OLED iPads to use hybrid display tech
It was originally reported that Apple would launch the first OLED iPad models this year, but Apple had abandoned that plan by late 2021, according to Apple analyst Ming-Chi Kuo. Current expectations are that we’ll see the first OLED iPads in 2024.
For iPhones, Apple uses a type of OLED known as a flexible polyamide film. This allows the display to curve back into the casing at the edges, which is what allows for the very slim bezels (as the connectors are beneath the display, not inside the bezels).
However, scaling up flexible polyamide film to iPad and MacBook displays is tricky, as that flexibility can create warping, which might be visible in larger displays. For that reason, Apple is expected to instead use a hybrid glass-polyamide film display – which combines the flexibility needed for slim bezels with the rigidity required to avoid warping.

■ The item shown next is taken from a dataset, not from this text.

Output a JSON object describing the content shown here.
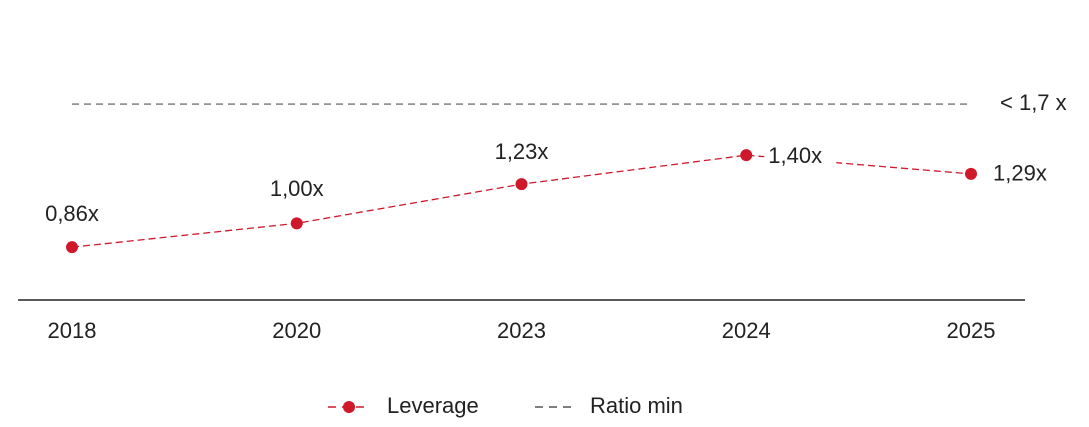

Samsung to focus work on Apple’s OLED panel tech
OLED tech continually advances, and Apple is reported to have asked Samsung to use a form known as “two stack tandem OLED,” which uses two layers of pixels instead of one. Doubling up the pixels in this way makes for brighter screens, while also extending their life.

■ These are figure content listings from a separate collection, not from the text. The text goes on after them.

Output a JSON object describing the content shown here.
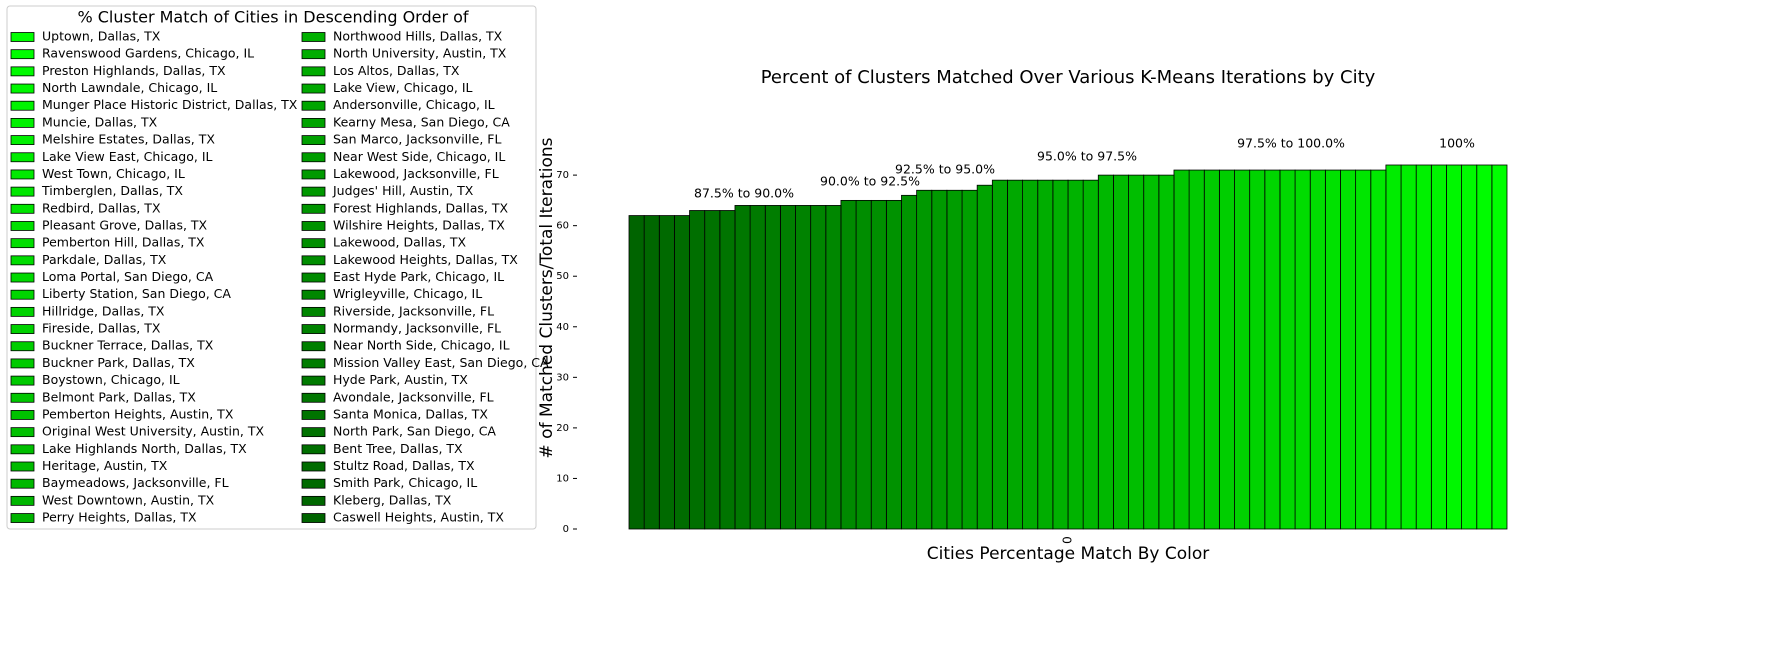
{
  "chart_data": {
    "type": "bar",
    "title": "Percent of Clusters Matched Over Various K-Means Iterations by City",
    "x_label": "Cities Percentage Match By Color",
    "y_label": "# of Matched Clusters/Total Iterations",
    "legend_title": "% Cluster Match of Cities in Descending Order of",
    "annotations": [
      "87.5% to 90.0%",
      "90.0% to 92.5%",
      "92.5% to 95.0%",
      "95.0% to 97.5%",
      "97.5% to 100.0%",
      "100%"
    ],
    "categories": [
      "Uptown, Dallas, TX",
      "Ravenswood Gardens, Chicago, IL",
      "Preston Highlands, Dallas, TX",
      "North Lawndale, Chicago, IL",
      "Munger Place Historic District, Dallas, TX",
      "Muncie, Dallas, TX",
      "Melshire Estates, Dallas, TX",
      "Lake View East, Chicago, IL",
      "West Town, Chicago, IL",
      "Timberglen, Dallas, TX",
      "Redbird, Dallas, TX",
      "Pleasant Grove, Dallas, TX",
      "Pemberton Hill, Dallas, TX",
      "Parkdale, Dallas, TX",
      "Loma Portal, San Diego, CA",
      "Liberty Station, San Diego, CA",
      "Hillridge, Dallas, TX",
      "Fireside, Dallas, TX",
      "Buckner Terrace, Dallas, TX",
      "Buckner Park, Dallas, TX",
      "Boystown, Chicago, IL",
      "Belmont Park, Dallas, TX",
      "Pemberton Heights, Austin, TX",
      "Original West University, Austin, TX",
      "Lake Highlands North, Dallas, TX",
      "Heritage, Austin, TX",
      "Baymeadows, Jacksonville, FL",
      "West Downtown, Austin, TX",
      "Perry Heights, Dallas, TX",
      "Northwood Hills, Dallas, TX",
      "North University, Austin, TX",
      "Los Altos, Dallas, TX",
      "Lake View, Chicago, IL",
      "Andersonville, Chicago, IL",
      "Kearny Mesa, San Diego, CA",
      "San Marco, Jacksonville, FL",
      "Near West Side, Chicago, IL",
      "Lakewood, Jacksonville, FL",
      "Judges' Hill, Austin, TX",
      "Forest Highlands, Dallas, TX",
      "Wilshire Heights, Dallas, TX",
      "Lakewood, Dallas, TX",
      "Lakewood Heights, Dallas, TX",
      "East Hyde Park, Chicago, IL",
      "Wrigleyville, Chicago, IL",
      "Riverside, Jacksonville, FL",
      "Normandy, Jacksonville, FL",
      "Near North Side, Chicago, IL",
      "Mission Valley East, San Diego, CA",
      "Hyde Park, Austin, TX",
      "Avondale, Jacksonville, FL",
      "Santa Monica, Dallas, TX",
      "North Park, San Diego, CA",
      "Bent Tree, Dallas, TX",
      "Stultz Road, Dallas, TX",
      "Smith Park, Chicago, IL",
      "Kleberg, Dallas, TX",
      "Caswell Heights, Austin, TX"
    ],
    "values": [
      72,
      72,
      72,
      72,
      72,
      72,
      72,
      72,
      71,
      71,
      71,
      71,
      71,
      71,
      71,
      71,
      71,
      71,
      71,
      71,
      71,
      71,
      70,
      70,
      70,
      70,
      70,
      69,
      69,
      69,
      69,
      69,
      69,
      69,
      68,
      67,
      67,
      67,
      67,
      66,
      65,
      65,
      65,
      65,
      64,
      64,
      64,
      64,
      64,
      64,
      64,
      63,
      63,
      63,
      62,
      62,
      62,
      62
    ],
    "colors": [
      "#00ff00",
      "#00fc00",
      "#00fa00",
      "#00f700",
      "#00f400",
      "#00f100",
      "#00ef00",
      "#00ec00",
      "#00e900",
      "#00e600",
      "#00e400",
      "#00e100",
      "#00de00",
      "#00dc00",
      "#00d900",
      "#00d600",
      "#00d300",
      "#00d100",
      "#00ce00",
      "#00cb00",
      "#00c900",
      "#00c600",
      "#00c300",
      "#00c000",
      "#00be00",
      "#00bb00",
      "#00b800",
      "#00b600",
      "#00b300",
      "#00b000",
      "#00ad00",
      "#00ab00",
      "#00a800",
      "#00a500",
      "#00a300",
      "#00a000",
      "#009d00",
      "#009a00",
      "#009800",
      "#009500",
      "#009200",
      "#008f00",
      "#008d00",
      "#008a00",
      "#008700",
      "#008500",
      "#008200",
      "#007f00",
      "#007d00",
      "#007a00",
      "#007700",
      "#007400",
      "#007200",
      "#006f00",
      "#006c00",
      "#006a00",
      "#006700",
      "#006400"
    ],
    "ylim": [
      0,
      72
    ],
    "yticks": [
      0,
      10,
      20,
      30,
      40,
      50,
      60,
      70
    ],
    "xticks": [
      0
    ]
  }
}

The latter is an important factor for iPads and MacBooks, which people typically keep for longer than iPhones.
Samsung has also been working on the next generation of OLED, beyond tandem panels, and has been partnering with Japanese company Ulvac for the development work on this. However, The Elec reports that Samsung has now postponed this project in order to focus on the tandem OLED iPad panels it will be making for Apple.
The South Korean company is planning to postpone investments into full-cut, vertical deposition method it had been co-developing for over a year with Japan’s Ulvac.
Samsung Display will instead start investments into half-cut, horizontal deposition method it has been developing Canon Tokki, sources said.
This is because the latter method has already been commercialized and is being developed with the aim to supply OLED panels for tablets to Apple. Cupertino is planning to launch iPads with OLED panels.